How many ways can an IRS auditor select 3 of 11 tax returns for an audit?

There are 8 members on a board of directors. If they must form a subcommittee of 3 members, how many different subcommittees are possible?

License plates are made using 3 letters followed by 3 digits. How many plates can be made if repetition of letters and digits is allowed.

At the first tri-city meeting, there are 8 people from town A, 7 people from town B, and 5 people from town C. If a council consisting of 5 people is randoml selected, find the probabilit that 3 are from town A and 2 are from town B.

Please submit one question per post.

The first answer is 11*10*9/(1*2*3)= 165,
since the order they are picked does not matter.

To answer these questions, we can use the concept of combinations, permutations, and probability. Let's break down each question and explain how to solve them.

1. How many ways can an IRS auditor select 3 of 11 tax returns for an audit?
To calculate this, we can use the formula for combinations. The formula is:
C(n, r) = n! / (r!(n-r)!)
Here, n is the total number of items (11 tax returns) and r is the number of items being selected (3 tax returns).

So, applying the formula:
C(11, 3) = 11! / (3!(11-3)!) = 11! / (3!8!) = (11 * 10 * 9) / (3 * 2 * 1) = 165

Therefore, there are 165 different ways the auditor can select 3 tax returns for an audit.
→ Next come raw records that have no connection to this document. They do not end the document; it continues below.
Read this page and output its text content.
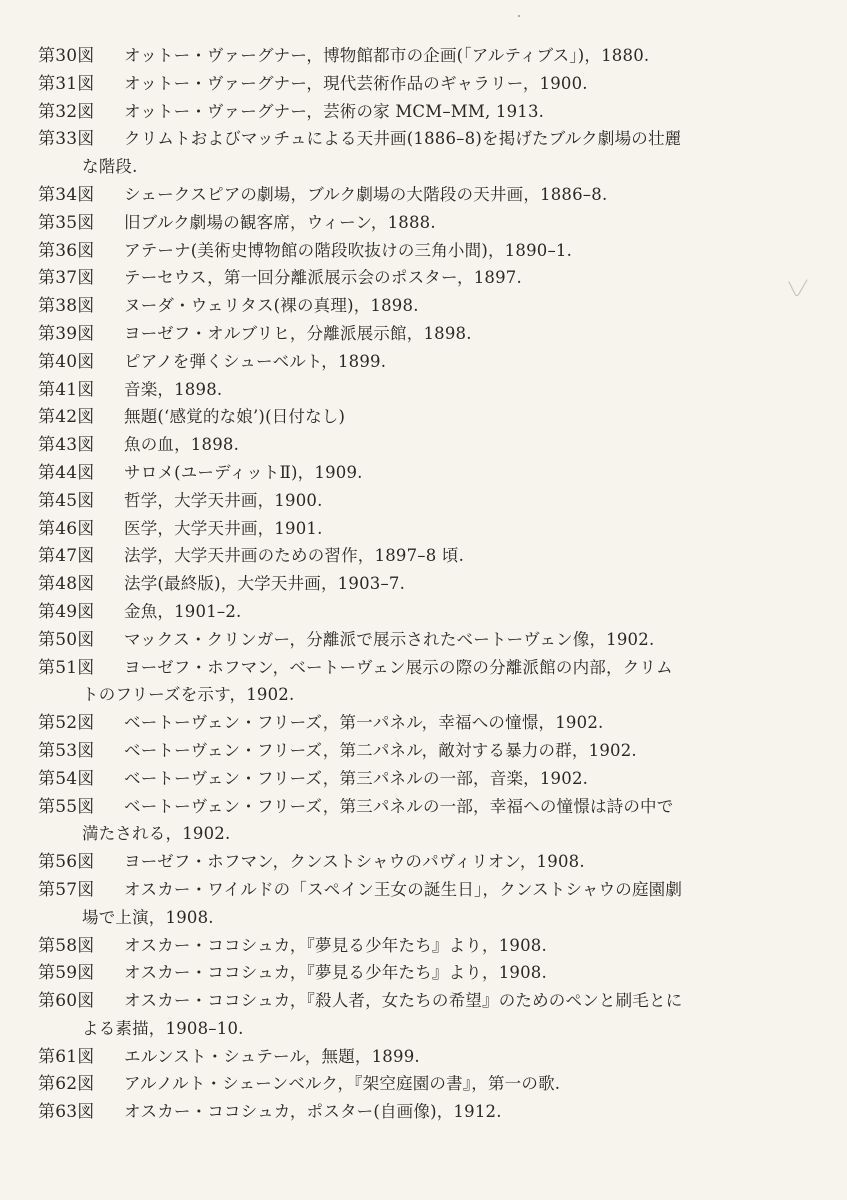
第30図 オットー・ヴァーグナー，博物館都市の企画(「アルティブス」)，1880.
第31図 オットー・ヴァーグナー，現代芸術作品のギャラリー，1900.
第32図 オットー・ヴァーグナー，芸術の家 MCM–MM, 1913.
第33図 クリムトおよびマッチュによる天井画(1886–8)を掲げたブルク劇場の壮麗
な階段.
第34図 シェークスピアの劇場，ブルク劇場の大階段の天井画，1886–8.
第35図 旧ブルク劇場の観客席，ウィーン，1888.
第36図 アテーナ(美術史博物館の階段吹抜けの三角小間)，1890–1.
第37図 テーセウス，第一回分離派展示会のポスター，1897.
第38図 ヌーダ・ウェリタス(裸の真理)，1898.
第39図 ヨーゼフ・オルブリヒ，分離派展示館，1898.
第40図 ピアノを弾くシューベルト，1899.
第41図 音楽，1898.
第42図 無題(‘感覚的な娘’)(日付なし)
第43図 魚の血，1898.
第44図 サロメ(ユーディットⅡ)，1909.
第45図 哲学，大学天井画，1900.
第46図 医学，大学天井画，1901.
第47図 法学，大学天井画のための習作，1897–8 頃.
第48図 法学(最終版)，大学天井画，1903–7.
第49図 金魚，1901–2.
第50図 マックス・クリンガー，分離派で展示されたベートーヴェン像，1902.
第51図 ヨーゼフ・ホフマン，ベートーヴェン展示の際の分離派館の内部，クリム
トのフリーズを示す，1902.
第52図 ベートーヴェン・フリーズ，第一パネル，幸福への憧憬，1902.
第53図 ベートーヴェン・フリーズ，第二パネル，敵対する暴力の群，1902.
第54図 ベートーヴェン・フリーズ，第三パネルの一部，音楽，1902.
第55図 ベートーヴェン・フリーズ，第三パネルの一部，幸福への憧憬は詩の中で
満たされる，1902.
第56図 ヨーゼフ・ホフマン，クンストシャウのパヴィリオン，1908.
第57図 オスカー・ワイルドの「スペイン王女の誕生日」，クンストシャウの庭園劇
場で上演，1908.
第58図 オスカー・ココシュカ，『夢見る少年たち』より，1908.
第59図 オスカー・ココシュカ，『夢見る少年たち』より，1908.
第60図 オスカー・ココシュカ，『殺人者，女たちの希望』のためのペンと刷毛とに
よる素描，1908–10.
第61図 エルンスト・シュテール，無題，1899.
第62図 アルノルト・シェーンベルク，『架空庭園の書』，第一の歌.
第63図 オスカー・ココシュカ，ポスター(自画像)，1912.
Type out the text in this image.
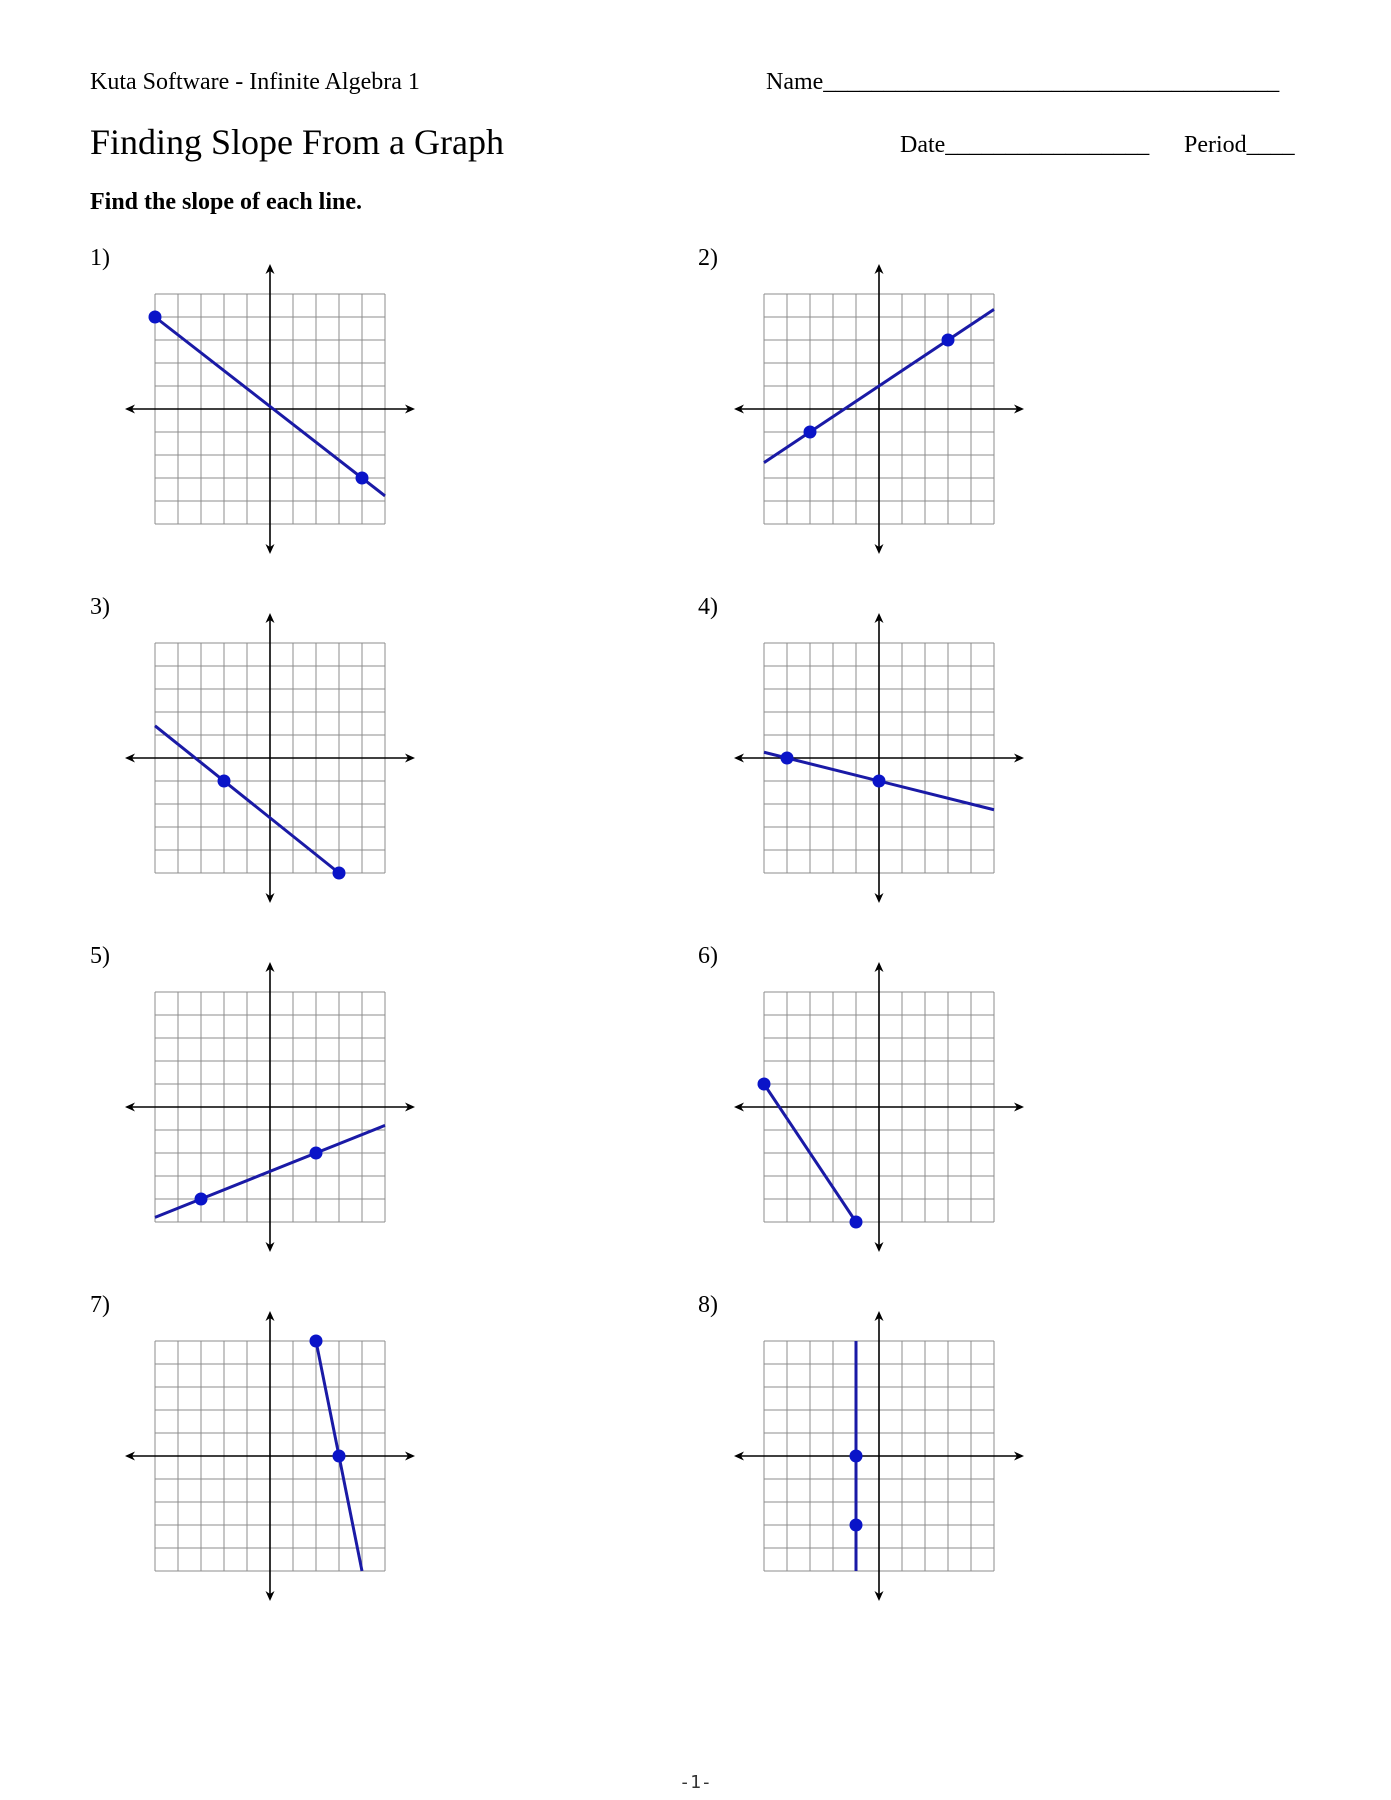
Kuta Software - Infinite Algebra 1
Finding Slope From a Graph
Name______________________________________
Date_________________ Period____
Find the slope of each line.
1)	2)
3)	4)
5)	6)
7)	8)
-1-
2. There are 8 members on a board of directors. If they must form a subcommittee of 3 members, how many different subcommittees are possible?
In this case, we need to find the number of combinations again.

Using the formula:
C(8, 3) = 8! / (3!(8-3)!) = 8! / (3!5!) = (8 * 7 * 6) / (3 * 2 * 1) = 56

Hence, there are 56 different subcommittees possible.

3. License plates are made using 3 letters followed by 3 digits. How many plates can be made if repetition of letters and digits is allowed?
Since repetition is allowed, we have multiple choices for each character position.

For the letters, there are 26 choices for each position, so there are 26^3 = 26 * 26 * 26 = 17,576 ways to choose the letters.

For the digits, there are 10 choices for each position, so there are 10^3 = 10 * 10 * 10 = 1,000 ways to choose the digits.

To get the total number of license plates, we multiply the two possibilities together:
17,576 * 1,000 = 17,576,000

Therefore, there can be 17,576,000 different license plates made with repetition of letters and digits allowed.

4. At the first tri-city meeting, there are 8 people from town A, 7 people from town B, and 5 people from town C. If a council consisting of 5 people is randomly selected, find the probability that 3 are from town A and 2 are from town B.
To find the probability, we can use the concept of combinations.

First, we need to determine the number of ways to select 3 people from town A and 2 people from town B.

Using the formula for combinations with repetition:
C(8, 3) * C(7, 2) = (8! / (3!(8-3)!)) * (7! / (2!(7-2)!)) = (56 * 21) = 1,176

We then need to find the total number of ways to select any 5 people from the entire group of 20 individuals:

C(20, 5) = 20! / (5!(20-5)!) = 20! / (5!15!) = 15,504

The probability is calculated by:

Probability = (Number of favorable outcomes) / (Number of total possible outcomes)
= 1,176 / 15,504
= 0.0758 (rounded to four decimal places)

So, the probability that 3 people are from town A and 2 are from town B is approximately 0.0758.